Let me reiterate that although the current health care system may be imperfect and needs some work, it would be far better to leave it alone rather than to insert more government regulation, oversight and control into the current health care system. "Reform" does not necessarily have to cost the taxpayers one cent, but, according to preliminary estimates from the nonpartisan Congressional Budget Office, the original House health care bill, HR 3962, would have resulted in over $1 trillion in government subsidies with a net cost to the taxpayers of almost $900 billion over 10 years.
The bill currently being advanced by the House leadership by way of parliamentary sleight of hand was not even available for review until Thursday. Who knows what the true financial impact will be of the reconciled bill? If the long term cost of the health care bill is anything like the long term effects of the cost of Medicare, Medicaid and Social Security, all of which cost far more than originally estimated, the effect on this nation's economy will be disastrous.
Yet, U.S. Rep. David Scott (D-South Cobb) and his colleagues are rushing this bill toward a final vote and appear hell bent on getting something, anything, passed regardless of the financial consequences to our nation, the adverse effect the bill will have on the absolute best health care system in the world, and, in a display of the utmost arrogance and elitism, notwithstanding the expressed opposition of most Georgians and most Americans.
The House leadership also appears to be taking an approach of allowing members to "deem the Senate bill as having been passed" so they can continue the process of destroying the current health care system. The "deemed passed" strategy is the pinnacle of political cowardice, and, in my opinion, is an admission that the Senate version of the bill is chock full of bad ideas that none of the House Democrats want to go on record as having supported.
The Democrats have had a majority in both houses and in control of the White House since January 2009. If the bill were so good, it would have been passed long before now.

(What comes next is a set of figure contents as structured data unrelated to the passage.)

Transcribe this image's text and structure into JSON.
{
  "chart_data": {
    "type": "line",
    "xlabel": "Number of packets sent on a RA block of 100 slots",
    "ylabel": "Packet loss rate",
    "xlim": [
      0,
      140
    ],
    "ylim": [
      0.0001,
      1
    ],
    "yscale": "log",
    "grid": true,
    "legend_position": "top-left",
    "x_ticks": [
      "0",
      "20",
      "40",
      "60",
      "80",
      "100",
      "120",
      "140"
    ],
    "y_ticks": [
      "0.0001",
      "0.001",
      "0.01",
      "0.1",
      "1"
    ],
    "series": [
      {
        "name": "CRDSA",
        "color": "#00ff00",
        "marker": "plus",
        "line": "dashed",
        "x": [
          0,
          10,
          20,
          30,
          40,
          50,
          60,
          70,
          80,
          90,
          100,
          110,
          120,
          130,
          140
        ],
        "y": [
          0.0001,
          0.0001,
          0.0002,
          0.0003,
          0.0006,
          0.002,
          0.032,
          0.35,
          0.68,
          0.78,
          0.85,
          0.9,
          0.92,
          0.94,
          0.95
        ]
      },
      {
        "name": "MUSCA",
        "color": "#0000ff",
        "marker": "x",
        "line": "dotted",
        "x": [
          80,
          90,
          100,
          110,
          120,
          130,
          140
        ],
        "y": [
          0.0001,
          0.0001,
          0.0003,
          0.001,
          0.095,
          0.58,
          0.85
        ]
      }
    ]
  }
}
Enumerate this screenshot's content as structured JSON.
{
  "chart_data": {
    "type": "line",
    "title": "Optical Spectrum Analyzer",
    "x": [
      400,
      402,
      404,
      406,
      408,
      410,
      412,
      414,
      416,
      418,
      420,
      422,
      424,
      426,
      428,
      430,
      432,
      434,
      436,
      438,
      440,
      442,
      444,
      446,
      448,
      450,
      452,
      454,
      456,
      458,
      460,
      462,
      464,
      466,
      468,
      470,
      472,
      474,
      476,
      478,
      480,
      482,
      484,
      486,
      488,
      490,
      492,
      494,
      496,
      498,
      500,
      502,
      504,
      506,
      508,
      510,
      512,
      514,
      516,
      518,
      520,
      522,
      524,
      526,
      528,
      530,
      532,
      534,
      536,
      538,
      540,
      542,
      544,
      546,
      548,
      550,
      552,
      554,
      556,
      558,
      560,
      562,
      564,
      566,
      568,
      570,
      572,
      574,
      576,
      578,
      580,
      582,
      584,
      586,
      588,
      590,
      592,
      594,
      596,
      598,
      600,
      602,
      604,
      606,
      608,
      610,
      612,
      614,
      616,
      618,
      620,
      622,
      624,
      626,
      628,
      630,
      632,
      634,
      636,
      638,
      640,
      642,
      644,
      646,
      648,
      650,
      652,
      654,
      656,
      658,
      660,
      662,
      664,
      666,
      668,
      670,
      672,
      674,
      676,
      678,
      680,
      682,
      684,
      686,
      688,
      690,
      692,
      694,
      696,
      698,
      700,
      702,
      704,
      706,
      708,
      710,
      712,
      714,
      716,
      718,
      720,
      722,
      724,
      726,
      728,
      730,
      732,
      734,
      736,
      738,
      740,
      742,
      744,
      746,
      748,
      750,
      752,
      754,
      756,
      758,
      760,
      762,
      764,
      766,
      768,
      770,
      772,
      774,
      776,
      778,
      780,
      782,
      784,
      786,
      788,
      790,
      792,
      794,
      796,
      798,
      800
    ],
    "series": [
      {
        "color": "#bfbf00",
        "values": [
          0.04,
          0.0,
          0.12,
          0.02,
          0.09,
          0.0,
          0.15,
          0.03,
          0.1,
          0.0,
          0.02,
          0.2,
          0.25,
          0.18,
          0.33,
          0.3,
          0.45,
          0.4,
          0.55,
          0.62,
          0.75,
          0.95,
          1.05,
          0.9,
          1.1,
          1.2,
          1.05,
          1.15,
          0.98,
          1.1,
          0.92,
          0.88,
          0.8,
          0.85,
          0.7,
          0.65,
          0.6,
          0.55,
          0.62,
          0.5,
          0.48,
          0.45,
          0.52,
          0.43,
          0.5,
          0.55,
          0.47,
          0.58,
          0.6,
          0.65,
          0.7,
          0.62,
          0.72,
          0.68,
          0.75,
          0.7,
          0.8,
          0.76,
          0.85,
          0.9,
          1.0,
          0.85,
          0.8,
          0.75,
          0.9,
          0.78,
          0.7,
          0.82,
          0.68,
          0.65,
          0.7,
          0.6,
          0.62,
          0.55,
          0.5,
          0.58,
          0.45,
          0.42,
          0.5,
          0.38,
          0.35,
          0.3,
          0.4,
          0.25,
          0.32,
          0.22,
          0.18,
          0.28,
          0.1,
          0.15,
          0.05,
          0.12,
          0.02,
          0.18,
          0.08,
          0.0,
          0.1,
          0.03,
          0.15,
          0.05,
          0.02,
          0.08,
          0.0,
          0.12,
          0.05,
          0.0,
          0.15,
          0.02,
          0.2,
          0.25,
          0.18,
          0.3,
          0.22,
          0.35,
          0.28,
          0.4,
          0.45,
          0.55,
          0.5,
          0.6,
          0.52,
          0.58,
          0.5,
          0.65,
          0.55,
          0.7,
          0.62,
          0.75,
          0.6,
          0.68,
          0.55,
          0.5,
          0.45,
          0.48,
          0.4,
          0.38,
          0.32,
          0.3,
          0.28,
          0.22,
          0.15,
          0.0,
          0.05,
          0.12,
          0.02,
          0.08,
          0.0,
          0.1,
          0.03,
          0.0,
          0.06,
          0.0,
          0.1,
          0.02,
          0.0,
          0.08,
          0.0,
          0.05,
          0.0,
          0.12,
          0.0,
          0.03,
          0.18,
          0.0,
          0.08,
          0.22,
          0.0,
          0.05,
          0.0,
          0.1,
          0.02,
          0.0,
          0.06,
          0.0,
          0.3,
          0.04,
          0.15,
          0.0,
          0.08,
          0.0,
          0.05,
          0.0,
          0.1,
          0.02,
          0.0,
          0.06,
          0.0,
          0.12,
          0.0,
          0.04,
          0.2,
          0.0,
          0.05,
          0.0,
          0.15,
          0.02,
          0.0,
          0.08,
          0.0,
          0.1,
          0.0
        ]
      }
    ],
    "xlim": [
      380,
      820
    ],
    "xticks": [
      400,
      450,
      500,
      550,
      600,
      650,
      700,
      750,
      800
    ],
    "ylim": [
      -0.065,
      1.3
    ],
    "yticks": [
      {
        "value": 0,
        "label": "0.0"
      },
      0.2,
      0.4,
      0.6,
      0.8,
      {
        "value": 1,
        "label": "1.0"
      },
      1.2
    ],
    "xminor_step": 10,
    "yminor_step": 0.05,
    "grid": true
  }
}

Who is Rep. Scott listening to? Can he hear only the siren call of the White House and the Speaker, who, with almost one voice, have stated something to the effect that "Once the American people find out what is in the bill, we will be satisfied with it." How offensive.
How many communications like mine has Scott received imploring him to vote "no" on this bill? Is he going to cast his vote consistent with the principles of the Blue Dog Coalition that he claims to follow? Is he going to continue to turn a blind eye and a deaf ear to the expressed will of the American people, who are literally shouting at their representatives in Washington to defeat this bill?
According to the latest tracking poll data (March 13/14) from Rasmussen, 53 percent of voters surveyed are opposed to the health care plan, with 46 percent being strongly opposed to the plan. Rasmussen conducted a state specific poll for Georgia in August, 2009 and found that 54 percent of those surveyed opposed the plan. The majority of Americans and the majority of Georgians do not want this bill. Even though Scott and his colleagues were sent to Washington to represent me and my neighbors, and to speak and vote on our behalf, he does not seem to care anymore about the will of the people.
I suggest that he and his colleagues should be held strictly accountable for their indifference.
Jerry Landers is a Marietta attorney.